Londrina – A Polícia Federal (PF) cumpriu três mandados de busca e apreensão na manhã de ontem em Londrina. As ações fazem parte de uma operação de combate à pedofilia na internet. Segundo o órgão, nove mandados já haviam sido cumpridos nos últimos dias. Uma pessoa foi presa. Como mais 17 mandados devem ser cumpridos em Londrina e região nos próximos dias, a PF não deu mais detalhes para não atrapalhar as investigações. O delegado da PF, Pedro Paulo Figueiredo, informou que mais informações serão divulgadas na próxima semana.
Há quatro meses, a Polícia Federal prendeu 27 pessoas e cumpriu 50 mandados de busca e apreensão no Paraná e outros 13 estados. Foram apreendidos computadores com materiais pornográficos envolvendo crianças, além de outros equipamentos relacionados à prática da produção do material. Nas investigações, os policiais constataram que o grupo investigado trocava informações de como abordar e persuadir crianças e adolescentes. Os suspeitos espalhavam fotos e vídeos das vítimas pela rede.

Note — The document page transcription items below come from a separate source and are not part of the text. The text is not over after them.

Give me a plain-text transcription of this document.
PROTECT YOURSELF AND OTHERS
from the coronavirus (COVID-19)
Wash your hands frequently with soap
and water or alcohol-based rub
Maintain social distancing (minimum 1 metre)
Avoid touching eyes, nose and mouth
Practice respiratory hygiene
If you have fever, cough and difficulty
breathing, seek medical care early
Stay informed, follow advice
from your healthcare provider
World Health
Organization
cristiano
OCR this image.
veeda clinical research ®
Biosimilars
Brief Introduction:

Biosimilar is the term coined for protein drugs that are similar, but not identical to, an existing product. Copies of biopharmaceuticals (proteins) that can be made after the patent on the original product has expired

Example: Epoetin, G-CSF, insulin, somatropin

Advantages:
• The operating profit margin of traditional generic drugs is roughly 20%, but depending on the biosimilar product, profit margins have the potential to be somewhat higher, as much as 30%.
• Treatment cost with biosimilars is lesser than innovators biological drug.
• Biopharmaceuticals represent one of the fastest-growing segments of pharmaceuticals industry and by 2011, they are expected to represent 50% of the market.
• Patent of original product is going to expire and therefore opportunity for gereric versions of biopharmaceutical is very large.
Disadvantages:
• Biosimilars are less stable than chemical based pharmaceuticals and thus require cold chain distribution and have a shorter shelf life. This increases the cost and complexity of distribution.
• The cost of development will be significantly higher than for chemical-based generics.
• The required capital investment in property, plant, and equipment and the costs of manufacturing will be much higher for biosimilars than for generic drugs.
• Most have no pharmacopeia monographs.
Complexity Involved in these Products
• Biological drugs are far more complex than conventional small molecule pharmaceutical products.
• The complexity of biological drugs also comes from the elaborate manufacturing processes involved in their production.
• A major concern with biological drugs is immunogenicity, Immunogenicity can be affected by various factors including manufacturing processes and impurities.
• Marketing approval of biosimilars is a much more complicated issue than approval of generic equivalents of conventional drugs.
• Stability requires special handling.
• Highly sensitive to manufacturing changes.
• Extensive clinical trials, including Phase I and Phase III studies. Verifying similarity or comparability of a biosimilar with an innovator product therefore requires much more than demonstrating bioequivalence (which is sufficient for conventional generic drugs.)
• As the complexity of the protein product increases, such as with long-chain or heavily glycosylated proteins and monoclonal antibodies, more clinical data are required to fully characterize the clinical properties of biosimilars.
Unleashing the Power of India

Com a ocorrência deste tipo de crime casa vez mais frequente, os pais buscam informações sobre como proteger os filhos do assédio dos pedófilos. O psicólogo e professor da Universidade Estadual de Londrina (UEL) Alex Eduardo Gallo lembra que muitos casos de pedofilia que envolvem abusos têm relação intra-familiar, ocorrem dentro de casa, mas destacou que os casos de pedofilia pela internet, em que criminosos se escondem atrás do computador, aumentam a cada dia.
Segundo os dados das principais companhias de tecnologia americanas, o Brasil está entre os países com maior incidência de denúncias por divulgação de imagens de pornografia infantil, ao lado de EUA, México, Índia, Indonésia e Tailândia.

SINAIS
Gallo alerta que o primeiro passo é ficar atento a mudança de comportamento dos filhos. "Se a criança, de repente, fica mais arredia, quieta, é um sinal de que algo pode estar ocorrendo. Por outro lado, um comportamento muito sexualizado também requer atenção", orienta.
A popularização das câmeras fotográficas usadas para conversas online, que antes se limitavam aos computadores, hoje estão presentes em tablets, celulares. "Não podemos condenar a tecnologia, mas às vezes a criança ainda não tem maturidade suficiente para usar a ferramenta", alerta. Ele recomenda que o computador fique em uma área de circulação. "Os pais não devem nunca entrar na intimidade dos filhos, mas vale um espiada de vez em quando, procurar saber quem são os amigos de bate-papo".
Gallo ressalta que muitas vezes os pedófilos se passam por crianças na internet para conseguirem uma abertura com as vítimas. O psicólogo recomenda aos pais que desconfiarem de algo, ou encontrarem algum material com os filhos expostos, por exemplo, agir com muita prudência. "Brigar não vai adiantar nada. A criança vai ficar com medo e se fechar, começar a mentir. Nessa hora a melhor coisa é um diálogo franco", aconselha. "Com todas as informações obtidas, aí sim é hora de procurar as autoridades para tomar as providências necessárias", completa. (Com Samara Rosenberger/Grupo Folha).